あまりクラスメイトとの交流はしていないため、つい身構えてしまう。
「猫田さん、最近金原くんと仲がいいみたいだから、いちおう声をかけておこうと思って」
「金原くん、忘れられない人がいるんだって。だからもし、金原くんに恋愛感情があるなら、やめておいた方がいいよ」
これは予想外だった。悪口を言われた方がまだマシだったかもしれない。でも、余計なお世話だ。
「そうなんだ。わざわざありがとう」
イヤミとして言ったお礼の言葉も、「どういたしまして」とあっさり返される。そんなこと、よく言えたもんだ。善意でやってるつもりなのか。何歳になっても、女子の群れと性質は変わらないものだな。
あ、でも。わたしはふと思った。もしかしたら、隼太くんのおかげで少し変われたのかもしれない。
中学のときは、どこにも居場所がなくて、どうしようもなかったのに、彼との交流を達成したことによって、心の拠り所が見つかった気がする。
ーーー勉強も、きらいじゃないっていう理由だけでやってたけど…
すきだからやろう、って思えるようになった。
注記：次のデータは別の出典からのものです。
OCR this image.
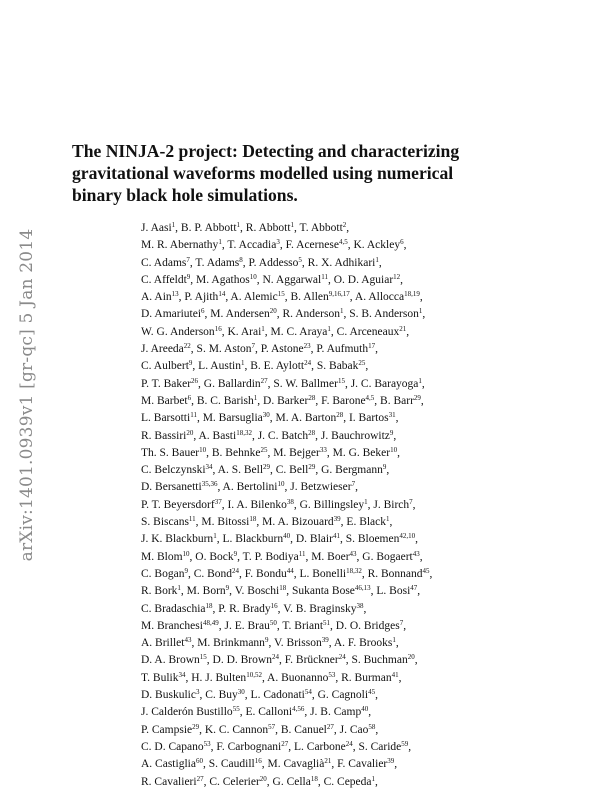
arXiv:1401.0939v1 [gr-qc] 5 Jan 2014
The NINJA-2 project: Detecting and characterizing
gravitational waveforms modelled using numerical
binary black hole simulations.
J. Aasi$^1$, B. P. Abbott$^1$, R. Abbott$^1$, T. Abbott$^2$,
M. R. Abernathy$^1$, T. Accadia$^3$, F. Acernese$^{4,5}$, K. Ackley$^6$,
C. Adams$^7$, T. Adams$^8$, P. Addesso$^5$, R. X. Adhikari$^1$,
C. Affeldt$^9$, M. Agathos$^{10}$, N. Aggarwal$^{11}$, O. D. Aguiar$^{12}$,
A. Ain$^{13}$, P. Ajith$^{14}$, A. Alemic$^{15}$, B. Allen$^{9,16,17}$, A. Allocca$^{18,19}$,
D. Amariutei$^6$, M. Andersen$^{20}$, R. Anderson$^1$, S. B. Anderson$^1$,
W. G. Anderson$^{16}$, K. Arai$^1$, M. C. Araya$^1$, C. Arceneaux$^{21}$,
J. Areeda$^{22}$, S. M. Aston$^7$, P. Astone$^{23}$, P. Aufmuth$^{17}$,
C. Aulbert$^9$, L. Austin$^1$, B. E. Aylott$^{24}$, S. Babak$^{25}$,
P. T. Baker$^{26}$, G. Ballardin$^{27}$, S. W. Ballmer$^{15}$, J. C. Barayoga$^1$,
M. Barbet$^6$, B. C. Barish$^1$, D. Barker$^{28}$, F. Barone$^{4,5}$, B. Barr$^{29}$,
L. Barsotti$^{11}$, M. Barsuglia$^{30}$, M. A. Barton$^{28}$, I. Bartos$^{31}$,
R. Bassiri$^{20}$, A. Basti$^{18,32}$, J. C. Batch$^{28}$, J. Bauchrowitz$^9$,
Th. S. Bauer$^{10}$, B. Behnke$^{25}$, M. Bejger$^{33}$, M. G. Beker$^{10}$,
C. Belczynski$^{34}$, A. S. Bell$^{29}$, C. Bell$^{29}$, G. Bergmann$^9$,
D. Bersanetti$^{35,36}$, A. Bertolini$^{10}$, J. Betzwieser$^7$,
P. T. Beyersdorf$^{37}$, I. A. Bilenko$^{38}$, G. Billingsley$^1$, J. Birch$^7$,
S. Biscans$^{11}$, M. Bitossi$^{18}$, M. A. Bizouard$^{39}$, E. Black$^1$,
J. K. Blackburn$^1$, L. Blackburn$^{40}$, D. Blair$^{41}$, S. Bloemen$^{42,10}$,
M. Blom$^{10}$, O. Bock$^9$, T. P. Bodiya$^{11}$, M. Boer$^{43}$, G. Bogaert$^{43}$,
C. Bogan$^9$, C. Bond$^{24}$, F. Bondu$^{44}$, L. Bonelli$^{18,32}$, R. Bonnand$^{45}$,
R. Bork$^1$, M. Born$^9$, V. Boschi$^{18}$, Sukanta Bose$^{46,13}$, L. Bosi$^{47}$,
C. Bradaschia$^{18}$, P. R. Brady$^{16}$, V. B. Braginsky$^{38}$,
M. Branchesi$^{48,49}$, J. E. Brau$^{50}$, T. Briant$^{51}$, D. O. Bridges$^7$,
A. Brillet$^{43}$, M. Brinkmann$^9$, V. Brisson$^{39}$, A. F. Brooks$^1$,
D. A. Brown$^{15}$, D. D. Brown$^{24}$, F. Brückner$^{24}$, S. Buchman$^{20}$,
T. Bulik$^{34}$, H. J. Bulten$^{10,52}$, A. Buonanno$^{53}$, R. Burman$^{41}$,
D. Buskulic$^3$, C. Buy$^{30}$, L. Cadonati$^{54}$, G. Cagnoli$^{45}$,
J. Calderón Bustillo$^{55}$, E. Calloni$^{4,56}$, J. B. Camp$^{40}$,
P. Campsie$^{29}$, K. C. Cannon$^{57}$, B. Canuel$^{27}$, J. Cao$^{58}$,
C. D. Capano$^{53}$, F. Carbognani$^{27}$, L. Carbone$^{24}$, S. Caride$^{59}$,
A. Castiglia$^{60}$, S. Caudill$^{16}$, M. Cavaglià$^{21}$, F. Cavalier$^{39}$,
R. Cavalieri$^{27}$, C. Celerier$^{20}$, G. Cella$^{18}$, C. Cepeda$^1$,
それもこれも、隼太くんのおかげだな…
自分というものに変化が起きている。悪い方ではなく、いい方に。
いま言われたことだって、隼太くん本人から直接聞いたわけじゃないし、確証もない。他人の言うことを気にしている時間があるなら、自分のやりたいこと、やるべきことに専念する。わたしは、隼太くんを見倣って、いまは勉強に集中することにした。